Even a global pandemic isn’t enough to make Americans want to surrender their privacy to Big Tech.
Apple and Google will lay the groundwork for an unprecedented “contact tracing” project in mid-May that will notify users when they have entered the presence of a person with the coronavirus. This project was begun in an effort “to protect people and get society back up and running,” according to an April 10 announcement via Apple’s newsroom.
A Washington Post-University of Maryland poll found that based on American’s current responses, any chance for the contact-tracing app to become viable appears slim. A majority, “3 in 5 Americans say they are either unable or unwilling to use the infection-alert apps under development by Google and Apple.” Oxford University researchers suggested that 60 percent of Americans would need to use the tracking tech to make it viable, but only “41 percent say they both have a smartphone and are willing to use an infection-tracking app.”
In short, this initiative is short of a whopping 19 percent of Americans to be viable.
The Post lamented that among “the 82 percent of Americans who do have smartphones,” 50 percent said “they probably or definitely would not” use the contact tracing app, while “an equal percentage” said “they definitely or probably would.” Willingness to use these apps reportedly “runs highest among Democrats” while resistance ranks highest “among Republicans and people reporting a lower level of personal worry about getting the virus.”

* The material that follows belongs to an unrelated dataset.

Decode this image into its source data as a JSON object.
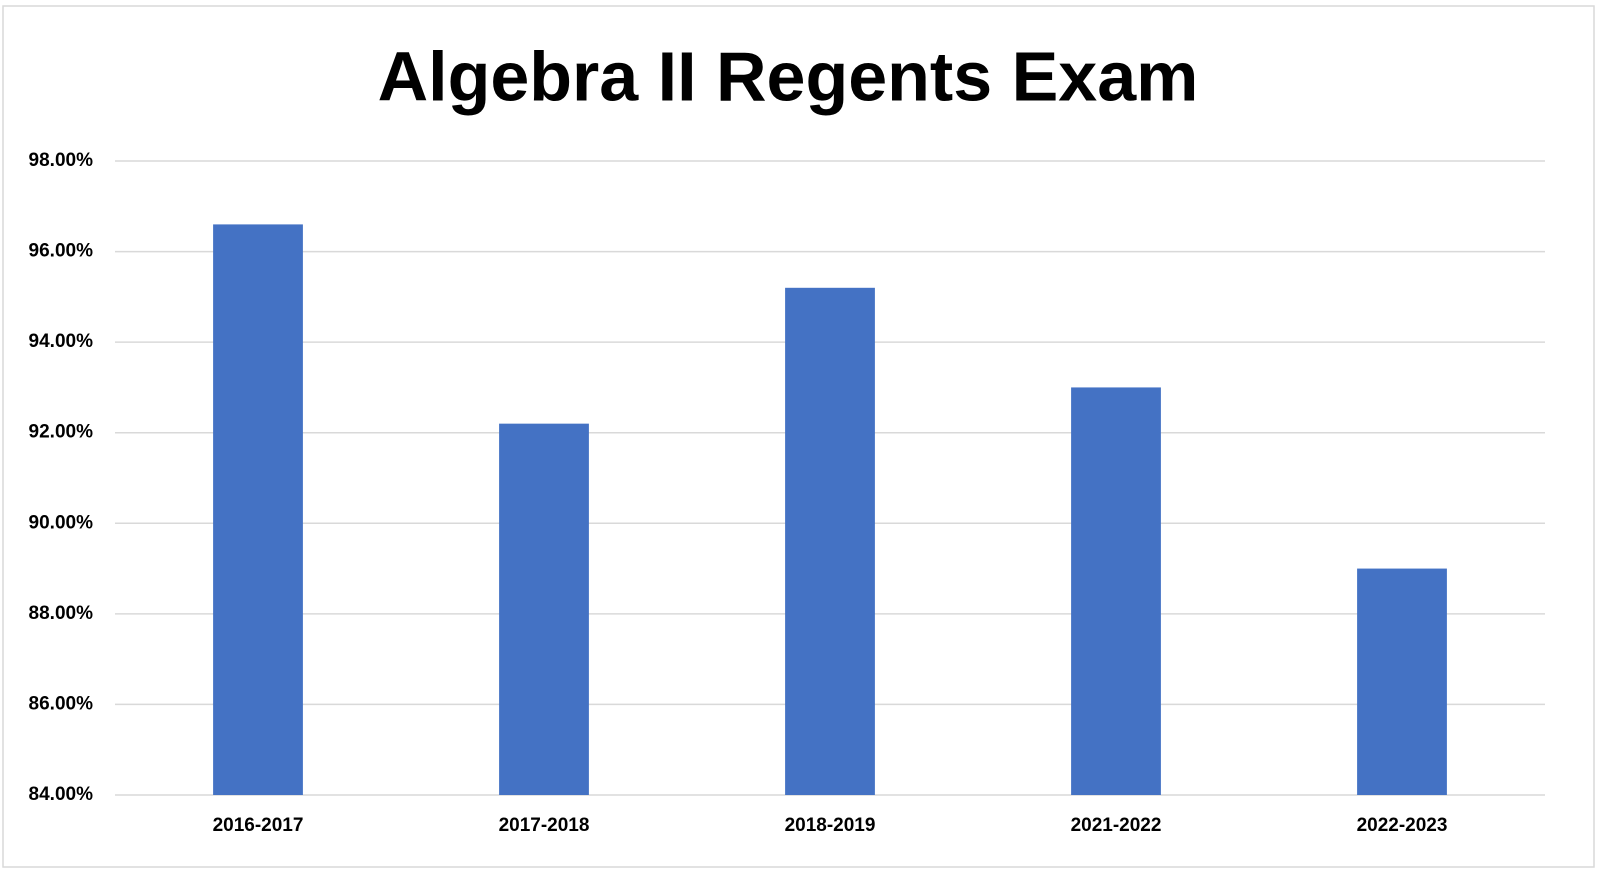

This is part of a much larger trend of Americans wary of who controls their data. While “57 percent majority of smartphone users trust public health agencies and “56 percent trust universities,” a mere “47 percent” of Americans “trust health insurance companies” and only “43 percent” trust Big Tech companies.
This rings true with recent research by PEW, which indicated how after years of Big Tech scandals, Americans are as unsure as ever about giving away their data.
“About half (52%) of U.S. adults said they decided recently not to use a product or service because they were worried about how much personal information would be collected about them,” Pew Research Center (Pew) reported in a study it published on April 14.
The Post cited a poll by the Kaiser Family Foundation that indicated “fewer than 3 in 10 were willing to use an app if there was a ‘chance the data could be hacked.’”
Former Federal Trade Commission Chief Technologist and Senior Adviser to the U.S. Chief Technology Officer in the Obama White House Ashkan Soltani had criticized the tech for just this reason:
MOST IMPORTANTLY there's a REAL risk of abuse from these apps -- generating false alarms and Denial-of-Service attacks from people falsely flagging that they're infected with COVID19 (crying 'wolf) -- thereby potentially affecting the others they've digitally been in contact with.